I think that all new mothers suffer a crisis in confidence. Firstly everything is new and secondly there is so much conflicting information coming at you even within the hospitals. I think it can be helpful to identify a few trusted people and resources and use that as a starting point. But most commonly women experience the greatest distress when they feel disempowered to trust their own instinct. I am a big advocate of trusting your gut and nowhere seems more natural to do this than when caring for a newborn. If in doubt, then of course, seek advice and do this early. It is often just small adjustments that make the world of difference and help us recover and restore our confidence.
Becoming a new mum often means having to deal with a new identity in some ways as you try and blend the old you and the new you. What can women do if they feel a little lost during this process?

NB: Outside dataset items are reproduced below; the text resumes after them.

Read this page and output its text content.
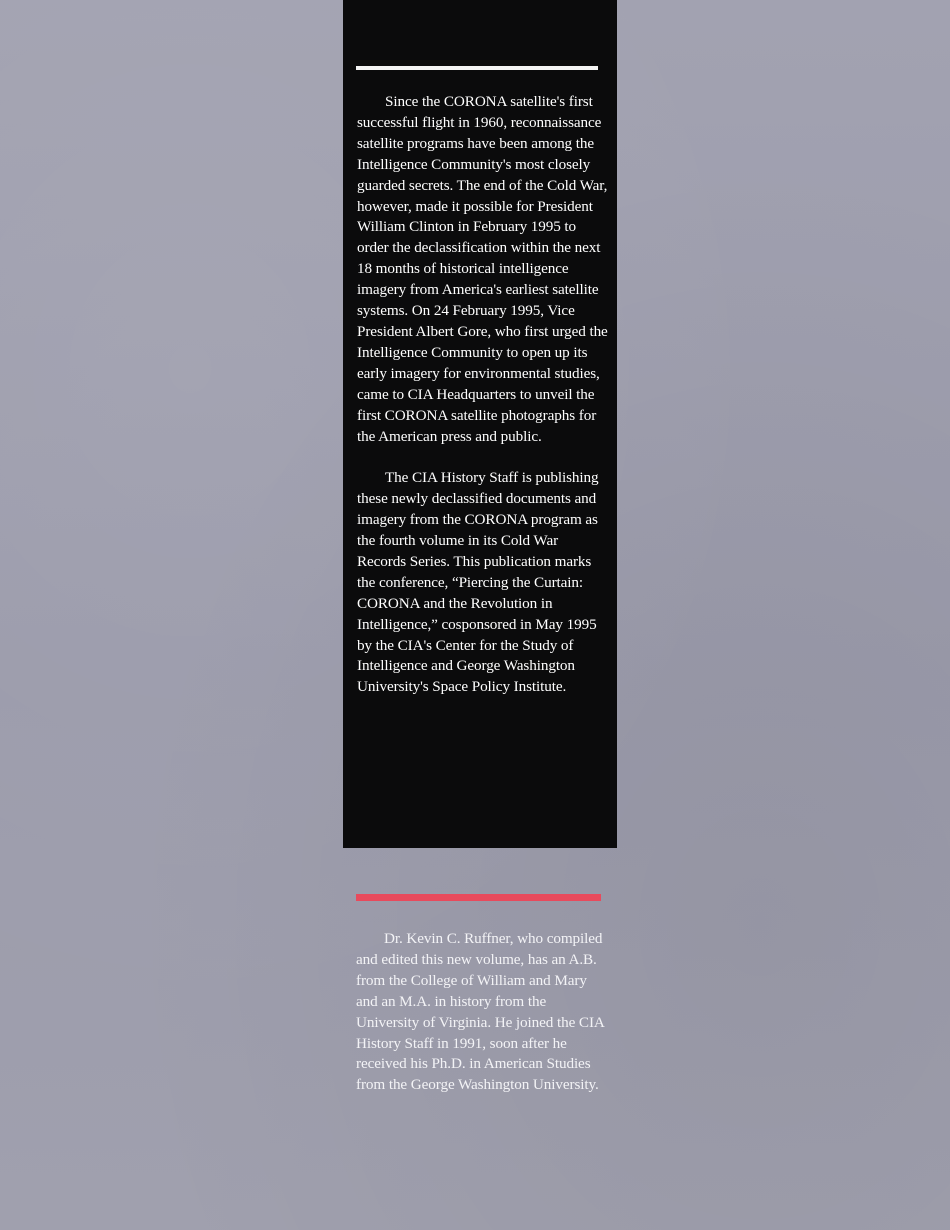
Since the CORONA satellite's first successful flight in 1960, reconnaissance satellite programs have been among the Intelligence Community's most closely guarded secrets. The end of the Cold War, however, made it possible for President William Clinton in February 1995 to order the declassification within the next 18 months of historical intelligence imagery from America's earliest satellite systems. On 24 February 1995, Vice President Albert Gore, who first urged the Intelligence Community to open up its early imagery for environmental studies, came to CIA Headquarters to unveil the first CORONA satellite photographs for the American press and public.

The CIA History Staff is publishing these newly declassified documents and imagery from the CORONA program as the fourth volume in its Cold War Records Series. This publication marks the conference, “Piercing the Curtain: CORONA and the Revolution in Intelligence,” cosponsored in May 1995 by the CIA's Center for the Study of Intelligence and George Washington University's Space Policy Institute.

Dr. Kevin C. Ruffner, who compiled and edited this new volume, has an A.B. from the College of William and Mary and an M.A. in history from the University of Virginia. He joined the CIA History Staff in 1991, soon after he received his Ph.D. in American Studies from the George Washington University.
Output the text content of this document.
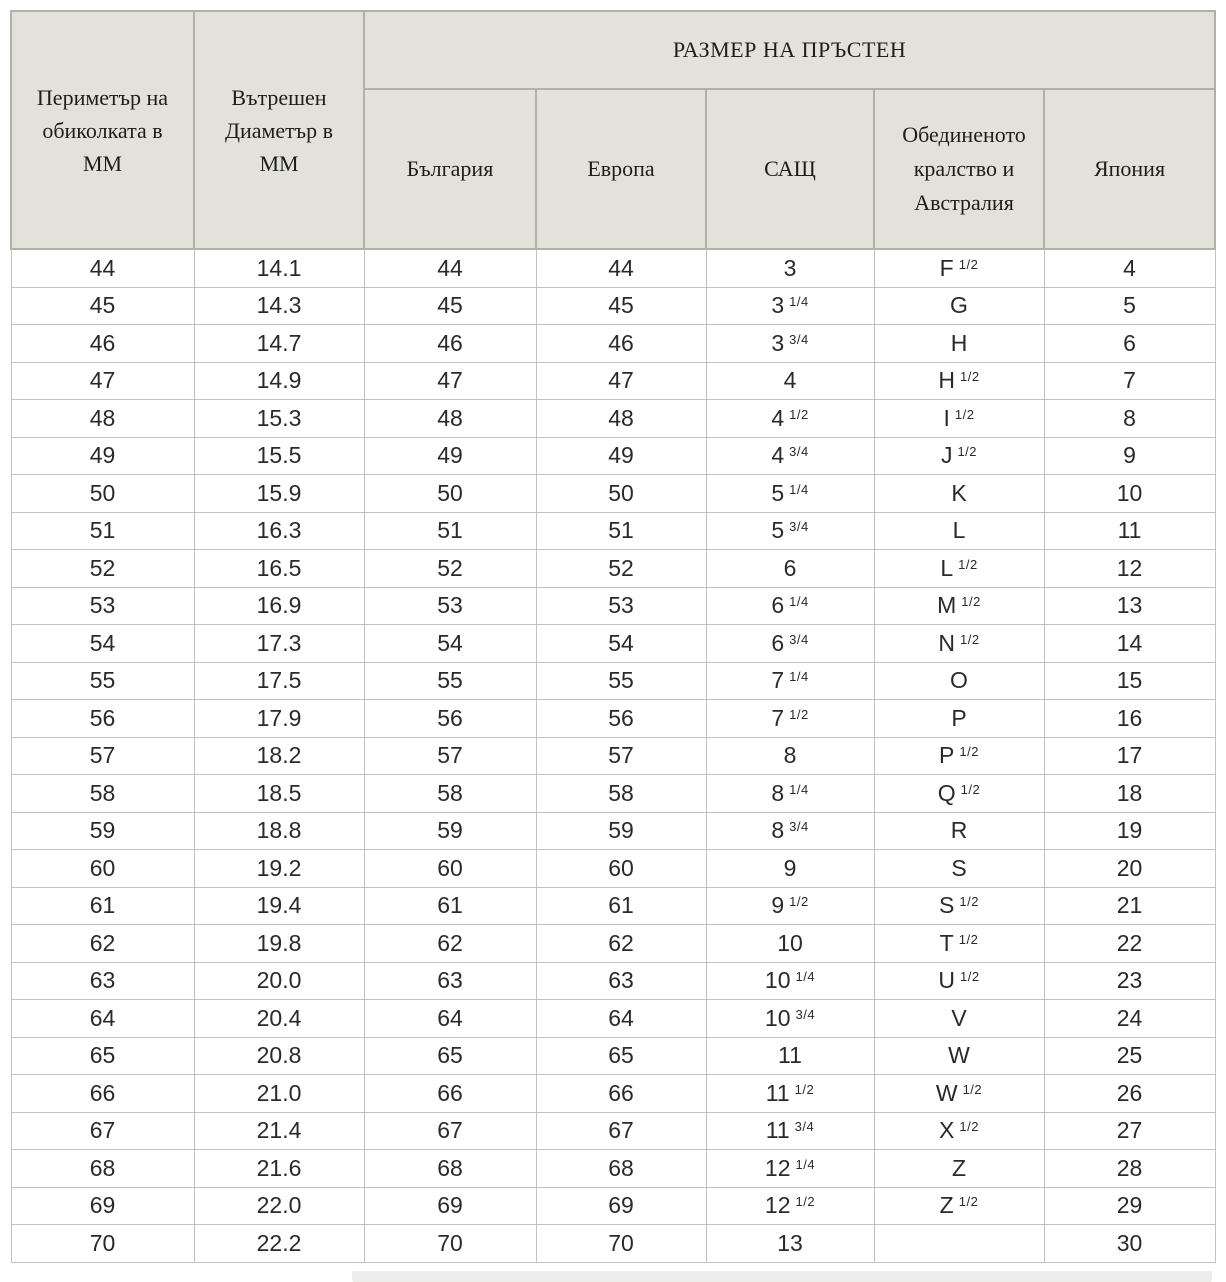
Периметър на обиколката в ММ	Вътрешен Диаметър в ММ	РАЗМЕР НА ПРЪСТЕН				
		България	Европа	САЩ	Обединеното кралство и Австралия	Япония
44	14.1	44	44	3	F $^{1/2}$	4
45	14.3	45	45	3 $^{1/4}$	G	5
46	14.7	46	46	3 $^{3/4}$	H	6
47	14.9	47	47	4	H $^{1/2}$	7
48	15.3	48	48	4 $^{1/2}$	I $^{1/2}$	8
49	15.5	49	49	4 $^{3/4}$	J $^{1/2}$	9
50	15.9	50	50	5 $^{1/4}$	K	10
51	16.3	51	51	5 $^{3/4}$	L	11
52	16.5	52	52	6	L $^{1/2}$	12
53	16.9	53	53	6 $^{1/4}$	M $^{1/2}$	13
54	17.3	54	54	6 $^{3/4}$	N $^{1/2}$	14
55	17.5	55	55	7 $^{1/4}$	O	15
56	17.9	56	56	7 $^{1/2}$	P	16
57	18.2	57	57	8	P $^{1/2}$	17
58	18.5	58	58	8 $^{1/4}$	Q $^{1/2}$	18
59	18.8	59	59	8 $^{3/4}$	R	19
60	19.2	60	60	9	S	20
61	19.4	61	61	9 $^{1/2}$	S $^{1/2}$	21
62	19.8	62	62	10	T $^{1/2}$	22
63	20.0	63	63	10 $^{1/4}$	U $^{1/2}$	23
64	20.4	64	64	10 $^{3/4}$	V	24
65	20.8	65	65	11	W	25
66	21.0	66	66	11 $^{1/2}$	W $^{1/2}$	26
67	21.4	67	67	11 $^{3/4}$	X $^{1/2}$	27
68	21.6	68	68	12 $^{1/4}$	Z	28
69	22.0	69	69	12 $^{1/2}$	Z $^{1/2}$	29
70	22.2	70	70	13		30
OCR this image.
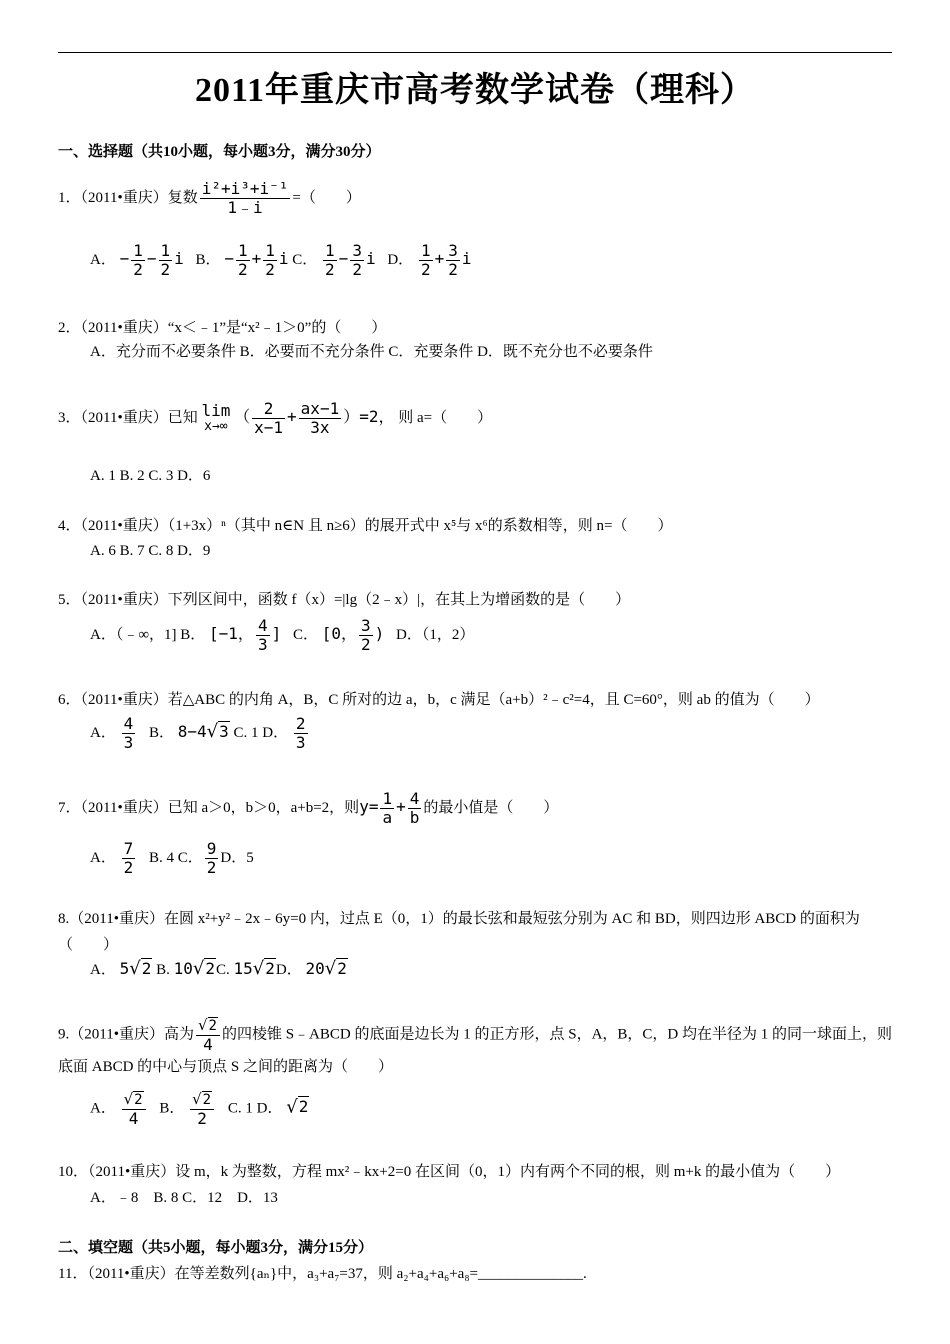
2011年重庆市高考数学试卷（理科）
一、选择题（共10小题，每小题3分，满分30分）
1．（2011•重庆）复数 $\frac{\text{i²+i³+i⁻¹}}{1﹣i}$ =（　　）
A． − $\frac{1}{2} - \frac{1}{2}$ i B． − $\frac{1}{2} + \frac{1}{2}$ i C． $\frac{1}{2} - \frac{3}{2}$ i D． $\frac{1}{2} + \frac{3}{2}$ i
2．（2011•重庆）“x＜﹣1”是“x²﹣1＞0”的（　　）
A．充分而不必要条件 B．必要而不充分条件 C．充要条件 D．既不充分也不必要条件
3．（2011•重庆）已知 lim
x→∞
（ $\frac{2}{x-1} + \frac{ax-1}{3x} )=2$， 则 a=（　　）
A. 1 B. 2 C. 3 D．6
4．（2011•重庆）（1+3x）ⁿ（其中 n∈N 且 n≥6）的展开式中 x⁵与 x⁶的系数相等，则 n=（　　）
A. 6 B. 7 C. 8 D．9
5．（2011•重庆）下列区间中，函数 f（x）=|lg（2﹣x）|，在其上为增函数的是（　　）
A．（﹣∞，1] B． [−1， $\frac{4}{3}$ ] C． [0， $\frac{3}{2}$ ) D．（1，2）
6．（2011•重庆）若△ABC 的内角 A，B，C 所对的边 a，b，c 满足（a+b）²﹣c²=4，且 C=60°，则 ab 的值为（　　）
A． $\frac{4}{3}$ B． 8−4√3 C. 1 D． $\frac{2}{3}$
7．（2011•重庆）已知 a＞0，b＞0，a+b=2，则$y= \frac{1}{a} + \frac{4}{b}$ 的最小值是（　　）
A． $\frac{7}{2} B$. 4 C． $\frac{9}{2}$ D．5
8.（2011•重庆）在圆 x²+y²﹣2x﹣6y=0 内，过点 E（0，1）的最长弦和最短弦分别为 AC 和 BD，则四边形 ABCD 的面积为（　　）
A． 5√2 B. 10√2C. 15√2D． 20√2
9.（2011•重庆）高为 $\frac{√2}{4}$ 的四棱锥 S﹣ABCD 的底面是边长为 1 的正方形，点 S，A，B，C，D 均在半径为 1 的同一球面上，则底面 ABCD 的中心与顶点 S 之间的距离为（　　）
A． $\frac{√2}{4}$ B． $\frac{√2}{2} C$. 1 D． √2
10．（2011•重庆）设 m，k 为整数，方程 mx²﹣kx+2=0 在区间（0，1）内有两个不同的根，则 m+k 的最小值为（　　）
A．﹣8　B. 8 C．12　D．13
二、填空题（共5小题，每小题3分，满分15分）
11．（2011•重庆）在等差数列{aₙ}中，a₃+a₇=37，则 a₂+a₄+a₆+a₈=______________.
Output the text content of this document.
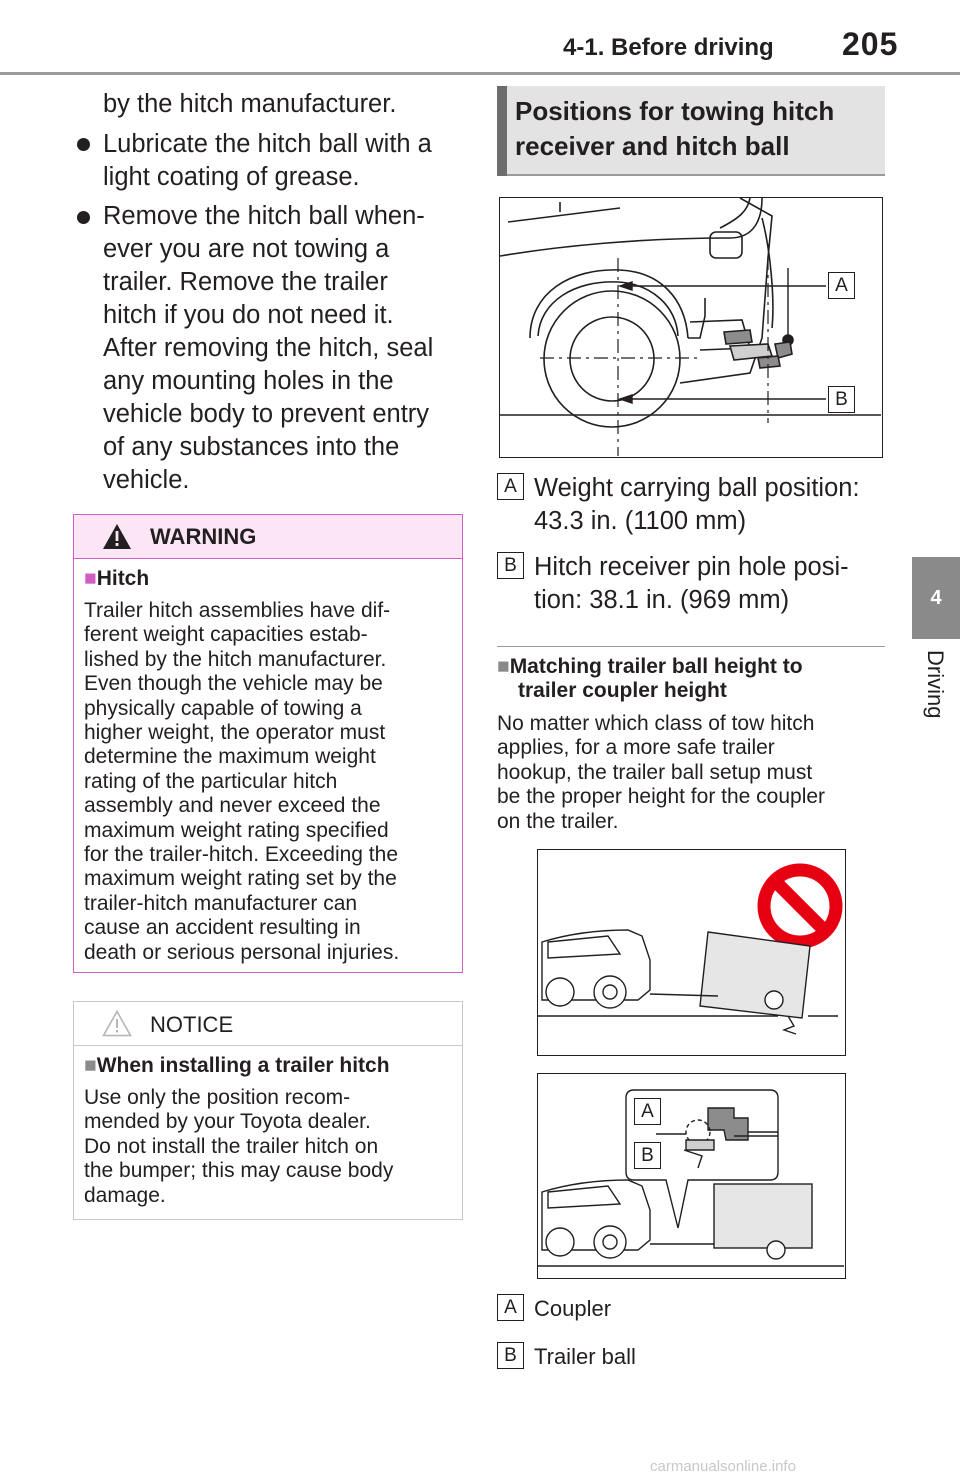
4-1. Before driving 205
4
Driving
by the hitch manufacturer.
Lubricate the hitch ball with a
light coating of grease.
Remove the hitch ball when-
ever you are not towing a
trailer. Remove the trailer
hitch if you do not need it.
After removing the hitch, seal
any mounting holes in the
vehicle body to prevent entry
of any substances into the
vehicle.
WARNING
■Hitch
Trailer hitch assemblies have dif-
ferent weight capacities estab-
lished by the hitch manufacturer.
Even though the vehicle may be
physically capable of towing a
higher weight, the operator must
determine the maximum weight
rating of the particular hitch
assembly and never exceed the
maximum weight rating specified
for the trailer-hitch. Exceeding the
maximum weight rating set by the
trailer-hitch manufacturer can
cause an accident resulting in
death or serious personal injuries.
NOTICE
■When installing a trailer hitch
Use only the position recom-
mended by your Toyota dealer.
Do not install the trailer hitch on
the bumper; this may cause body
damage.
Positions for towing hitch
receiver and hitch ball
A
B
A Weight carrying ball position:
43.3 in. (1100 mm)
B Hitch receiver pin hole posi-
tion: 38.1 in. (969 mm)
■Matching trailer ball height to
trailer coupler height
No matter which class of tow hitch
applies, for a more safe trailer
hookup, the trailer ball setup must
be the proper height for the coupler
on the trailer.
A
B
A Coupler
B Trailer ball
carmanualsonline.info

It is exactly that, a process and one that takes time. I think motherhood is a constant time of adjustment and readjustment as our children grow. Very rarely does the learning and changing plateau. This is an experience quite unique to the world of parenthood. There will be parts of your life before children that you no longer connect with and enjoy and there will be parts of life as a mother which you never imagined would bring you joy, but insanely they do. Whilst these changes can be confronting and challenging, it can help to approach it with curiosity rather than judgement. You always have choice even if the options on face value seem more limited to begin with. Try to start out prioritising the things that are most important to you and look at how you can maintain them (perhaps in a different format). Motherhood is a journey not a destination.